New photos raise false hopes in Sakineh saga

Photographs of Sakineh Mohammadi Ashtiani released Thursday night sparked reports that the Iranian woman, sentenced to be stoned to death, had been released. But Iranian state TV denied the reports in the latest twist in a confusing case.


The photographs of a middle-aged Iranian woman sitting in what appeared to be a comfortable Iranian middle-class living room smiling at a young, bearded man sparked a rash of reports Thursday evening, which fuelled international hopes that Sakineh Mohammadi Ashtiani would escape a gruesome death by stoning. But by Friday, those hopes were dashed as the confusion surrounding those seemingly upbeat pictures cleared.

Confusion has surrounded the fate of Ashtiani, a 43-year-old Iranian mother condemned to death by stoning for adultery, since the international community launched a high-profile campaign for her release.

The Sakineh story took a befuddling turn late Thursday when a German-based campaign group proclaimed victory after photographs of Ashtiani at home with her son, Sajad, were released by the Iranian state-run Press TV.

The images, which feature Ashtiani in the black manteau, favoured by many urban Iranian women, topped with a neat beige veil in her home in the north-western town of Osku, were published on a number of international news sites, including that of the AFP news wire service.

The AFP wire also ran Thursday night on the France 24 website shortly before being removed. The websites of the leading Italian daily, La Republica, and the British daily, The Guardian, also initially picked up the story, which quickly spread across the airwaves.

But on Friday morning, Press TV vehemently denied reports of her release.

The photographs were apparently taken by a TV production team who accompanied Ashtiani to her home "to recount details of killing of her husband at the crime scene".

Ashtiani has appeared on Iranian state TV before, confessing to adultery and complicity in the murder of her husband. Her lawyer, however, maintains the televised confessions were forced by torture.

The latest program, for which a Press TV team followed Ashtiani to her Osku home, is slated to be aired Friday at 20:35 GMT, according to the Press TV Web site.

Press TV criticised as ‘a wing of the intelligence services’

In its story titled “Ashtiani recounts murder on Press TV”, the state-run English news service blasts the international media for misreporting the story.
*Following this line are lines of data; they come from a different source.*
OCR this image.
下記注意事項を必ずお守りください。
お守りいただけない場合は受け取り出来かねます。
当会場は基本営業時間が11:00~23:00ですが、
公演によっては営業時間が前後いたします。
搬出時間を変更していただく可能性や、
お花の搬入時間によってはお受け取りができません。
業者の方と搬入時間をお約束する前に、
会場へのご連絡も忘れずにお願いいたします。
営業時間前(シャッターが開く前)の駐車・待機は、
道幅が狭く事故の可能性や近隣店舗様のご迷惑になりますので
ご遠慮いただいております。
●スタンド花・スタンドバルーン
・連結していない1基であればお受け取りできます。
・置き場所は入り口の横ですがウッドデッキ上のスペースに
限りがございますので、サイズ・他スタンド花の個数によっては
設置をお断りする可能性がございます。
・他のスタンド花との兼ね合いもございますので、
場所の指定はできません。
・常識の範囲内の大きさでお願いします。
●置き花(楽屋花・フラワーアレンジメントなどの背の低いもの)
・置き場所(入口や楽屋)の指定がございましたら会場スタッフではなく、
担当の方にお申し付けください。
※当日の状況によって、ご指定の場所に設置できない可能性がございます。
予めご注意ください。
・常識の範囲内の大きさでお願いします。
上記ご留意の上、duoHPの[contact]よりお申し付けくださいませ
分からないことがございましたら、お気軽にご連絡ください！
"Contrary to a vast publicity campaign by Western media that confessed murderer Sakineh Mohammadi Ashtiani has been released, a broadcast production team with the Iran-based Press TV has arranged with Iran's judicial authorities to follow Ashtiani to her house to produce a visual recount of the crime at the murder scene," Press TV said on its website.

The twists and turns, including the muddled reporting on the Ashtiani case, demonstrate the growing isolation of the Iranian regime and its official media as the international campaign for her release   aided by social networking sites such as Facebook and Twitter   gathers steam.

Reports of Ashtiani’s release Thursday evening quickly spread across the Internet, with messages celebrating her release flooding the Twitter website in numerous languages.

But a day later, the euphoria among human rights campaigners had turned into a rage   against the regime and Press TV.

“The question is how come an outlet that is supposed to be a media outlet had access to a prisoner, took her out for three days in order to reconstruct the murder of her husband in an attempt to stitch her up with murder charges,” said Maryam Namazie, a spokeswoman for Iran Solidarity, a London-based rights group. “Press TV is perceived to be part of the media, it’s obviously not. The media is acting as a wing of the intelligence services of the Iranian government.”

Press TV representatives did not respond to repeated attempts by FRANCE 24 to reach them by phone.

Contradictory remarks by Iranian officials

While Iranian officials say the Ashtiani case is purely a matter for the judiciary, senior officials have periodically issued contradictory statements about it.

In a September interview with a US TV station, Iranian President Mahmoud Ahmadinejad denied she was ever sentenced to death by stoning.

Last month, Mohammad Javad Larijani, head of the Iranian High Council for Human Rights, told Press TV that there was a good chance of saving Sakineh’s life.

The Iranian mother was sentenced to death by two different courts in the north-western city of Tabriz in separate trials in 2006.

A sentence to hang for her involvement in the murder of her husband was commuted to a 10-year jail term by an appeals court in 2007.

But a second sentence to death by stoning on charges of adultery levelled over several relationships, notably with the man convicted of her husband's murder, was upheld by another appeals court the same year.

International pressure for a pardon mounted in October after Ashitani’s son was arrested with two reporters from the German newspaper Bild am Sonntag who interviewed him in Tabriz. Her current lawyer, Javid Houtan Kian, was also briefly detained.

The German government has been pushing for the release of the two German reporters over Christmas as a goodwill gesture.

Several Western governments as well as the Vatican have called for a pardon, which has so far been rejected by the Iranian regime.

Despite the latest twist in a confusing, controversial tale, international rights campaigners say they are not giving up hopes of securing Ashtiani’s release. “We are not despairing,” said Namazie. “All those joyful messages and those messages of hope show that public opinion is supporting her. We’re not giving up.”